Additionally, procedural interventions have a lower rate of success in patients with Fontan palliation compared with other types of CHD [11]. Of patients with arrhythmia, we find that 18.1% of patients had at least one DC cardioversion and 14.3% had at least one ablation. Most commonly, these were for atrial flutter/IART and/or atrial fibrillation, consistent with previous studies [2]. Unfortunately, we were underpowered to meaningfully compare rates of this in EC and LT Fontan patients with these data, though most patients undergoing procedures had an LT Fontan. Although we did not assess directly for recurrence of arrhythmia in our cohort, previous studies have found an increased risk of recurrence of atrial arrhythmias in adult Fontan patients who have a history of atrial arrhythmia [17].

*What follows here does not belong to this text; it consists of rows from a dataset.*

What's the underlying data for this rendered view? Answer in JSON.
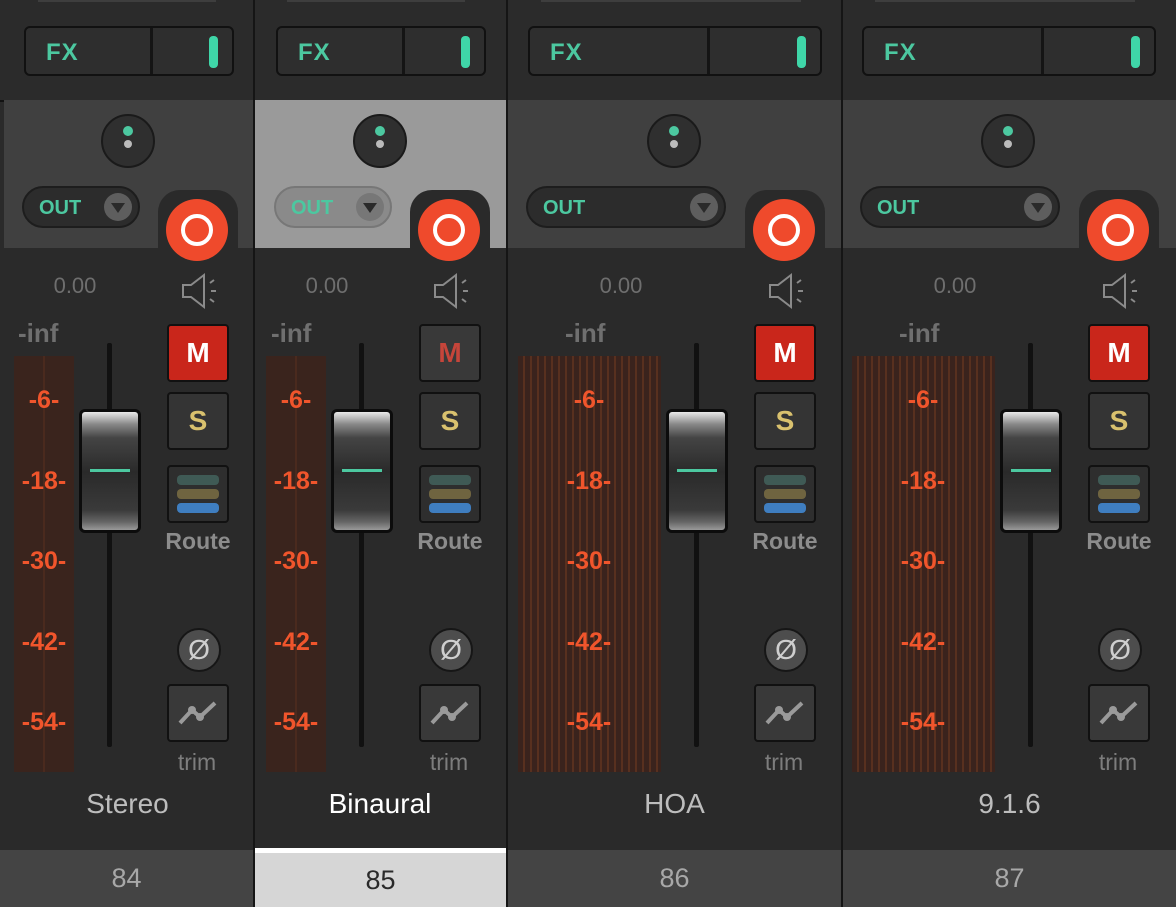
{
  "strips": [
    {
      "fx_label": "FX",
      "out_label": "OUT",
      "volume": "0.00",
      "inf_label": "-inf",
      "scale": [
        "-6-",
        "-18-",
        "-30-",
        "-42-",
        "-54-"
      ],
      "mute_label": "M",
      "solo_label": "S",
      "route_label": "Route",
      "phase_symbol": "Ø",
      "trim_label": "trim",
      "name": "Stereo",
      "number": "84",
      "selected": false,
      "muted": true
    },
    {
      "fx_label": "FX",
      "out_label": "OUT",
      "volume": "0.00",
      "inf_label": "-inf",
      "scale": [
        "-6-",
        "-18-",
        "-30-",
        "-42-",
        "-54-"
      ],
      "mute_label": "M",
      "solo_label": "S",
      "route_label": "Route",
      "phase_symbol": "Ø",
      "trim_label": "trim",
      "name": "Binaural",
      "number": "85",
      "selected": true,
      "muted": false
    },
    {
      "fx_label": "FX",
      "out_label": "OUT",
      "volume": "0.00",
      "inf_label": "-inf",
      "scale": [
        "-6-",
        "-18-",
        "-30-",
        "-42-",
        "-54-"
      ],
      "mute_label": "M",
      "solo_label": "S",
      "route_label": "Route",
      "phase_symbol": "Ø",
      "trim_label": "trim",
      "name": "HOA",
      "number": "86",
      "selected": false,
      "muted": true
    },
    {
      "fx_label": "FX",
      "out_label": "OUT",
      "volume": "0.00",
      "inf_label": "-inf",
      "scale": [
        "-6-",
        "-18-",
        "-30-",
        "-42-",
        "-54-"
      ],
      "mute_label": "M",
      "solo_label": "S",
      "route_label": "Route",
      "phase_symbol": "Ø",
      "trim_label": "trim",
      "name": "9.1.6",
      "number": "87",
      "selected": false,
      "muted": true
    }
  ],
  "colors": {
    "accent": "#4cc8a0",
    "record": "#ef4a2c",
    "mute": "#c9261b",
    "solo_text": "#d9c16e",
    "meter_scale": "#f0552c",
    "route_bars": [
      "#3f5a55",
      "#6f6440",
      "#3f7ec0"
    ]
  }
}
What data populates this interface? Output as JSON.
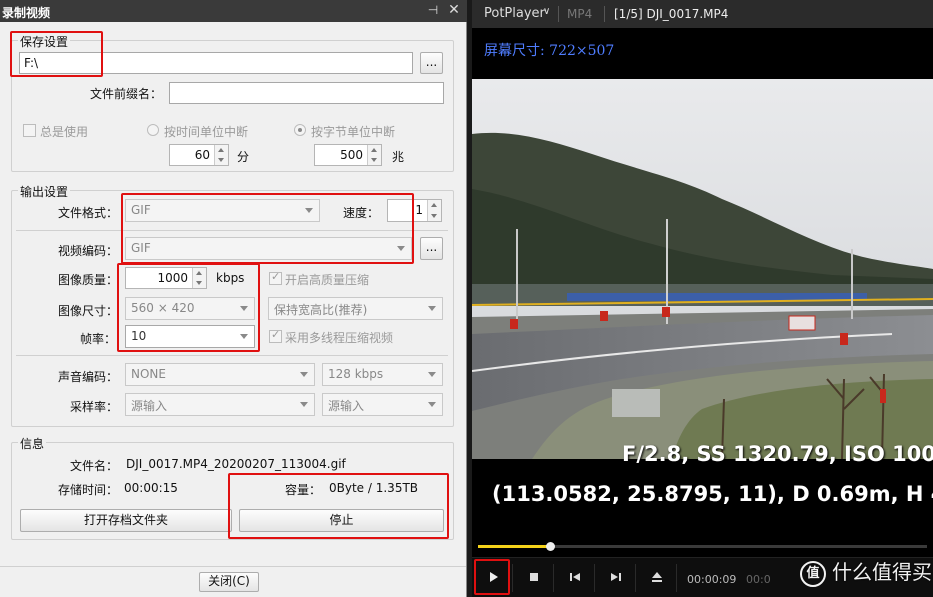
{
  "dialog": {
    "title": "录制视频",
    "save": {
      "group_label": "保存设置",
      "path": "F:\\",
      "browse_label": "...",
      "prefix_label": "文件前缀名：",
      "prefix_value": "",
      "always_use_label": "总是使用",
      "by_time_label": "按时间单位中断",
      "by_bytes_label": "按字节单位中断",
      "time_value": "60",
      "time_unit": "分",
      "bytes_value": "500",
      "bytes_unit": "兆"
    },
    "output": {
      "group_label": "输出设置",
      "format_label": "文件格式：",
      "format_value": "GIF",
      "speed_label": "速度：",
      "speed_value": "1",
      "video_codec_label": "视频编码：",
      "video_codec_value": "GIF",
      "codec_btn_label": "...",
      "quality_label": "图像质量：",
      "quality_value": "1000",
      "quality_unit": "kbps",
      "hq_compress_label": "开启高质量压缩",
      "size_label": "图像尺寸：",
      "size_value": "560 × 420",
      "aspect_value": "保持宽高比(推荐)",
      "fps_label": "帧率：",
      "fps_value": "10",
      "multithread_label": "采用多线程压缩视频",
      "audio_codec_label": "声音编码：",
      "audio_codec_value": "NONE",
      "audio_bitrate_value": "128 kbps",
      "samplerate_label": "采样率：",
      "samplerate_value": "源输入",
      "samplerate_value2": "源输入"
    },
    "info": {
      "group_label": "信息",
      "filename_label": "文件名：",
      "filename_value": "DJI_0017.MP4_20200207_113004.gif",
      "storage_time_label": "存储时间：",
      "storage_time_value": "00:00:15",
      "capacity_label": "容量：",
      "capacity_value": "0Byte / 1.35TB",
      "open_folder_label": "打开存档文件夹",
      "stop_label": "停止"
    },
    "close_label": "关闭(C)"
  },
  "player": {
    "app_name": "PotPlayer",
    "format": "MP4",
    "file_title": "[1/5] DJI_0017.MP4",
    "screen_size": "屏幕尺寸: 722×507",
    "osd_line1": "F/2.8, SS 1320.79, ISO 100,",
    "osd_line2": "(113.0582, 25.8795, 11), D 0.69m, H 4.",
    "time_current": "00:00:09",
    "time_total": "00:0",
    "progress_fraction": 0.16,
    "watermark": "什么值得买",
    "watermark_logo": "值",
    "controls": [
      "play-icon",
      "stop-icon",
      "prev-icon",
      "next-icon",
      "eject-icon"
    ]
  },
  "colors": {
    "highlight": "#e01010",
    "seek_fill": "#f4d21a",
    "screen_size_text": "#4f7dff"
  }
}
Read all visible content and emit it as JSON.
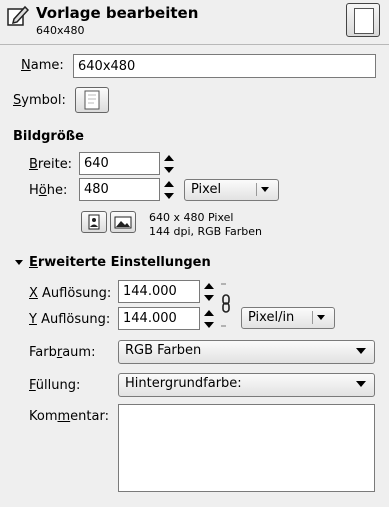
{
  "header": {
    "title": "Vorlage bearbeiten",
    "subtitle": "640x480"
  },
  "name": {
    "label_pre": "",
    "label_mn": "N",
    "label_post": "ame:",
    "value": "640x480"
  },
  "symbol": {
    "label_mn": "S",
    "label_post": "ymbol:"
  },
  "size_section": {
    "title": "Bildgröße",
    "width_label_mn": "B",
    "width_label_post": "reite:",
    "width_value": "640",
    "height_label_pre": "H",
    "height_label_mn": "ö",
    "height_label_post": "he:",
    "unit": "Pixel",
    "info_line1": "640 x 480 Pixel",
    "info_line2": "144 dpi, RGB Farben"
  },
  "advanced": {
    "title_mn": "E",
    "title_post": "rweiterte Einstellungen",
    "xres_label_mn": "X",
    "xres_label_post": " Auflösung:",
    "xres_value": "144.000",
    "yres_label_mn": "Y",
    "yres_label_post": " Auflösung:",
    "yres_value": "144.000",
    "res_unit": "Pixel/in",
    "colorspace_label_pre": "Farb",
    "colorspace_label_mn": "r",
    "colorspace_label_post": "aum:",
    "colorspace_value": "RGB Farben",
    "fill_label_mn": "F",
    "fill_label_post": "üllung:",
    "fill_value": "Hintergrundfarbe:",
    "comment_label_pre": "Kom",
    "comment_label_mn": "m",
    "comment_label_post": "entar:",
    "comment_value": ""
  }
}
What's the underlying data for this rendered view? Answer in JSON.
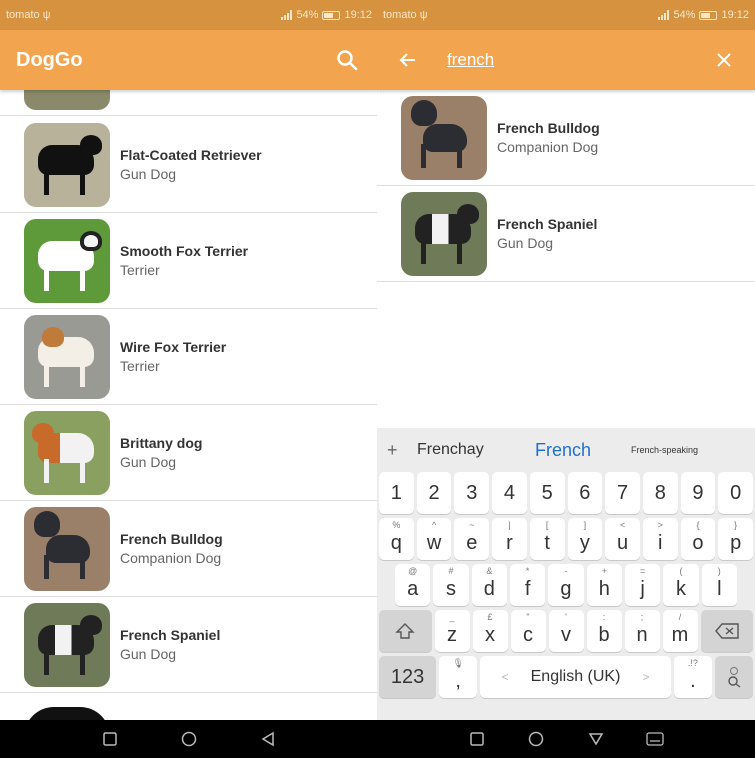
{
  "status": {
    "carrier": "tomato",
    "battery": "54%",
    "time": "19:12"
  },
  "left": {
    "title": "DogGo",
    "dogs": [
      {
        "name": "Flat-Coated Retriever",
        "group": "Gun Dog"
      },
      {
        "name": "Smooth Fox Terrier",
        "group": "Terrier"
      },
      {
        "name": "Wire Fox Terrier",
        "group": "Terrier"
      },
      {
        "name": "Brittany dog",
        "group": "Gun Dog"
      },
      {
        "name": "French Bulldog",
        "group": "Companion Dog"
      },
      {
        "name": "French Spaniel",
        "group": "Gun Dog"
      }
    ]
  },
  "right": {
    "query": "french",
    "results": [
      {
        "name": "French Bulldog",
        "group": "Companion Dog"
      },
      {
        "name": "French Spaniel",
        "group": "Gun Dog"
      }
    ]
  },
  "keyboard": {
    "suggestions": [
      "Frenchay",
      "French",
      "French-speaking"
    ],
    "plus": "+",
    "numbers": [
      "1",
      "2",
      "3",
      "4",
      "5",
      "6",
      "7",
      "8",
      "9",
      "0"
    ],
    "row1": [
      {
        "sup": "%",
        "k": "q"
      },
      {
        "sup": "^",
        "k": "w"
      },
      {
        "sup": "~",
        "k": "e"
      },
      {
        "sup": "|",
        "k": "r"
      },
      {
        "sup": "[",
        "k": "t"
      },
      {
        "sup": "]",
        "k": "y"
      },
      {
        "sup": "<",
        "k": "u"
      },
      {
        "sup": ">",
        "k": "i"
      },
      {
        "sup": "{",
        "k": "o"
      },
      {
        "sup": "}",
        "k": "p"
      }
    ],
    "row2": [
      {
        "sup": "@",
        "k": "a"
      },
      {
        "sup": "#",
        "k": "s"
      },
      {
        "sup": "&",
        "k": "d"
      },
      {
        "sup": "*",
        "k": "f"
      },
      {
        "sup": "-",
        "k": "g"
      },
      {
        "sup": "+",
        "k": "h"
      },
      {
        "sup": "=",
        "k": "j"
      },
      {
        "sup": "(",
        "k": "k"
      },
      {
        "sup": ")",
        "k": "l"
      }
    ],
    "row3": [
      {
        "sup": "_",
        "k": "z"
      },
      {
        "sup": "£",
        "k": "x"
      },
      {
        "sup": "\"",
        "k": "c"
      },
      {
        "sup": "'",
        "k": "v"
      },
      {
        "sup": ":",
        "k": "b"
      },
      {
        "sup": ";",
        "k": "n"
      },
      {
        "sup": "/",
        "k": "m"
      }
    ],
    "mode_key": "123",
    "space_label": "English (UK)",
    "comma": ",",
    "period": ".",
    "period_sup": ".!?"
  },
  "colors": {
    "appbar": "#f2a44f",
    "statusbar": "#d7923f",
    "accent_blue": "#1e6fd0"
  }
}
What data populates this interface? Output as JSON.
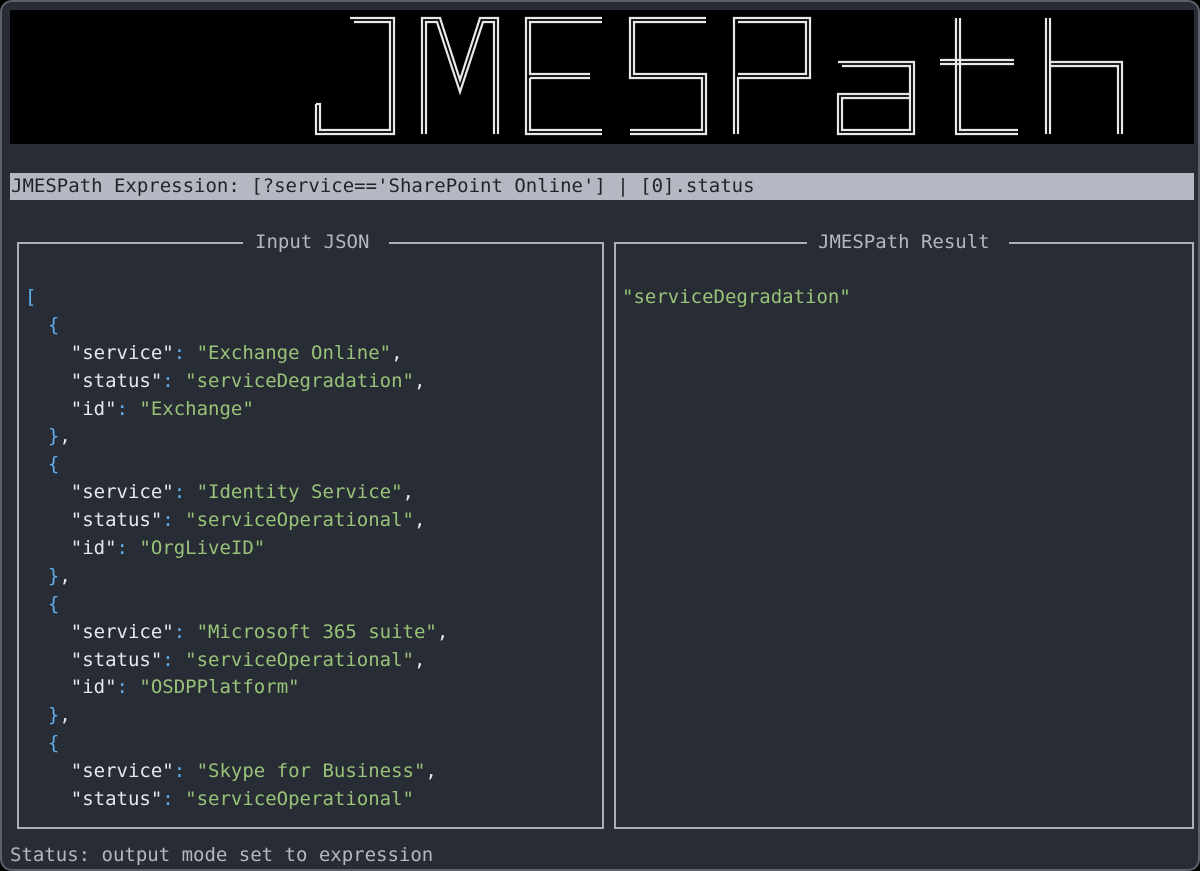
{
  "banner": {
    "text": "JMESPath"
  },
  "expression": {
    "label": "JMESPath Expression:",
    "value": "[?service=='SharePoint Online'] | [0].status"
  },
  "input_panel": {
    "title": "Input JSON",
    "items": [
      {
        "service": "Exchange Online",
        "status": "serviceDegradation",
        "id": "Exchange"
      },
      {
        "service": "Identity Service",
        "status": "serviceOperational",
        "id": "OrgLiveID"
      },
      {
        "service": "Microsoft 365 suite",
        "status": "serviceOperational",
        "id": "OSDPPlatform"
      },
      {
        "service": "Skype for Business",
        "status": "serviceOperational"
      }
    ]
  },
  "result_panel": {
    "title": "JMESPath Result",
    "value": "\"serviceDegradation\""
  },
  "status_bar": {
    "text": "Status: output mode set to expression"
  },
  "colors": {
    "background": "#282c34",
    "expression_bar": "#b3b8c2",
    "brace": "#61afef",
    "string": "#98c379",
    "key": "#e6e8ec"
  }
}
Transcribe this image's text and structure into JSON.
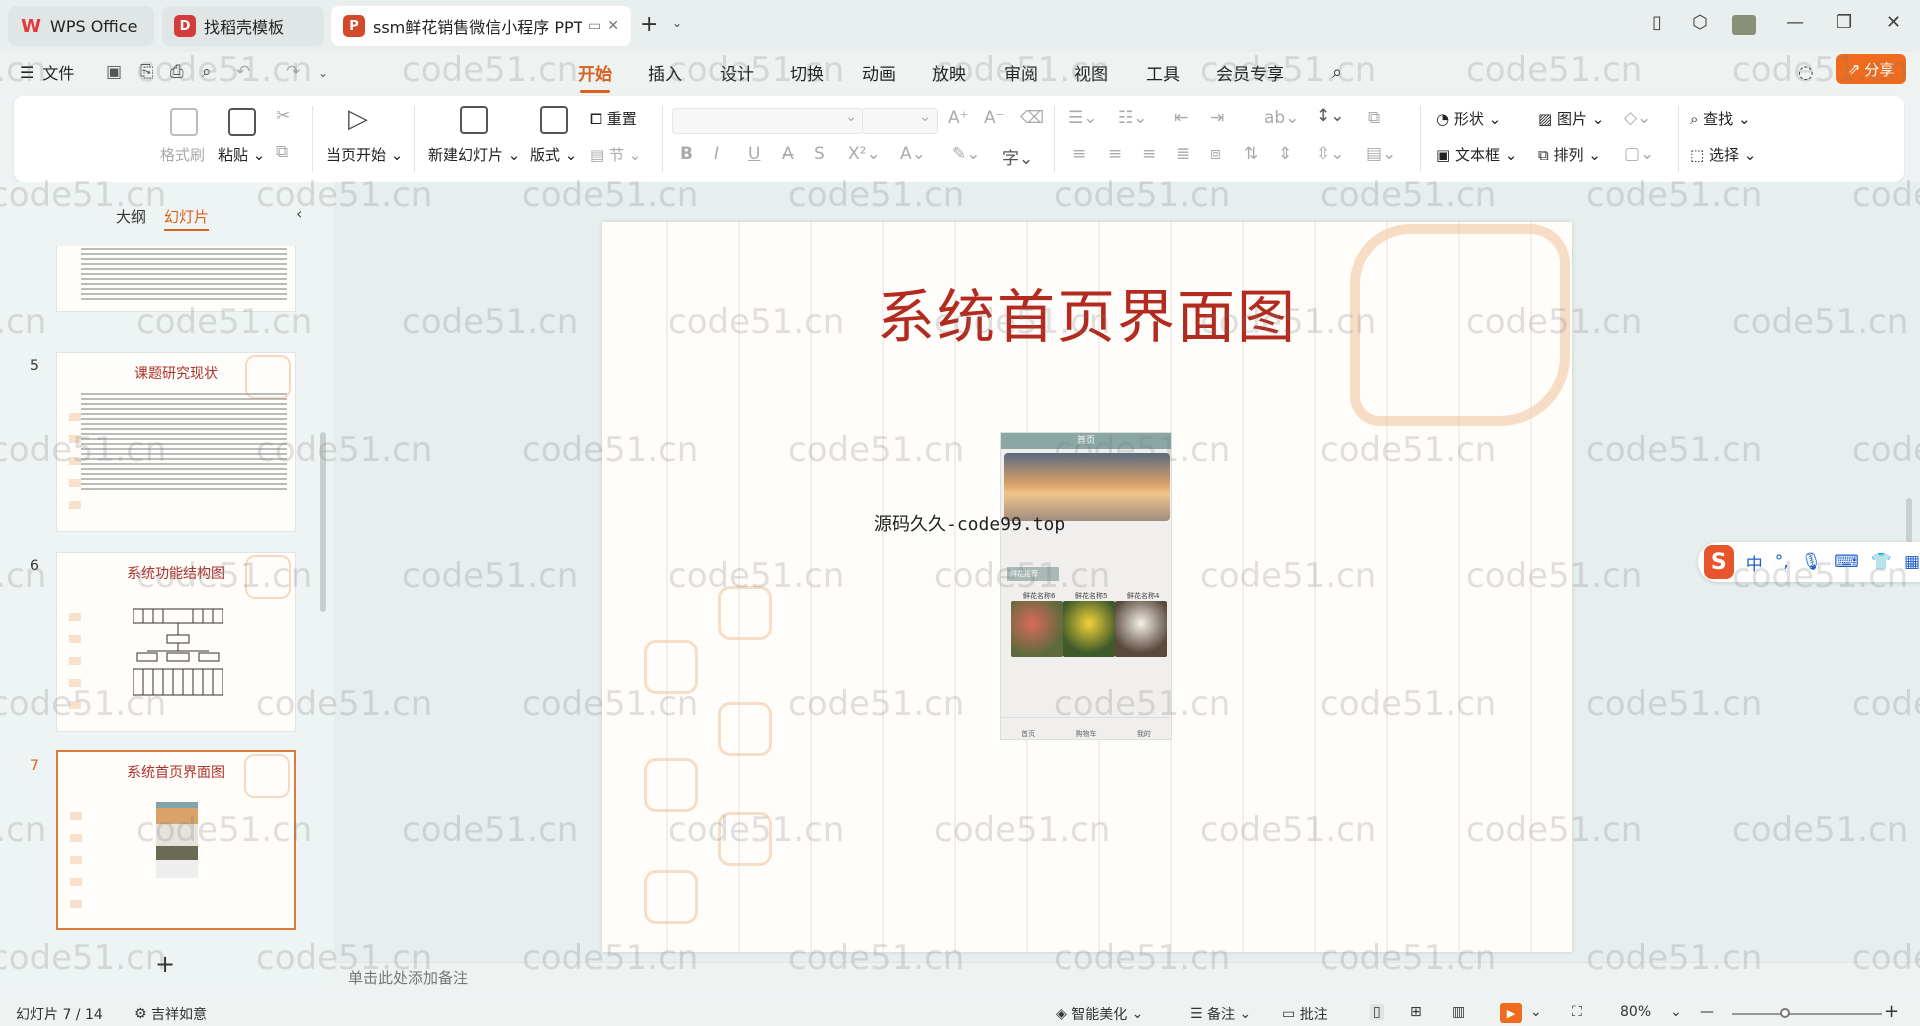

Interestingly, the proportion of patients with arrhythmia who had pacemakers was nearly identical between the LT and EC Fontan groups. As most patients had a pacemaker placed for bradyarrhythmia, this follows with the lack of association between bradyarrhythmia and Fontan type. It is also important to note that patients almost exclusively had epicardial pacemaker leads instead of transvenous systems, likely because of the limitations of manipulating transvenous leads through a total cavopulmonary connection [2]. There also is a nearly identical proportion of patients in the LT and EC Fontan groups treated with antiarrhythmic medication. It is unclear why prescription of antiarrhythmics is so similar between these patients, though it may be due to attempting antiarrhythmic treatment as a first line, not having a severe enough arrhythmia burden to warrant more invasive measures, or inability to map and ablate an arrhythmia because of the Fontan anatomy.
Limitations
We are limited as this study is retrospective, hence we rely on chart review and provider documentation for data regarding arrhythmia. Additionally, we do not have surgical data from all patients, including surgeon and conduit size (for EC Fontan) to make inferences based on these factors. Because our study is based at an ACHD center, where many patients are referred from pediatric cardiology programs or other hospital systems, we are unable to pinpoint exact dates of arrhythmia onset before establishing ACHD care which may result in exclusion of some earlier arrhythmias. Left-censoring in our time-to-event analysis was utilized to account for these limitations.
Conclusion
We describe one of the first studies comparing arrhythmia burden in adult patients with long-standing LT and EC Fontan circulation. LT Fontan appears to carry a higher risk of presence or development of any arrhythmia. However, patients living with EC Fontan have a higher than previously described arrhythmia burden. Future studies can incorporate additional longitudinal data to determine potential screening and treatment recommendations for these patients.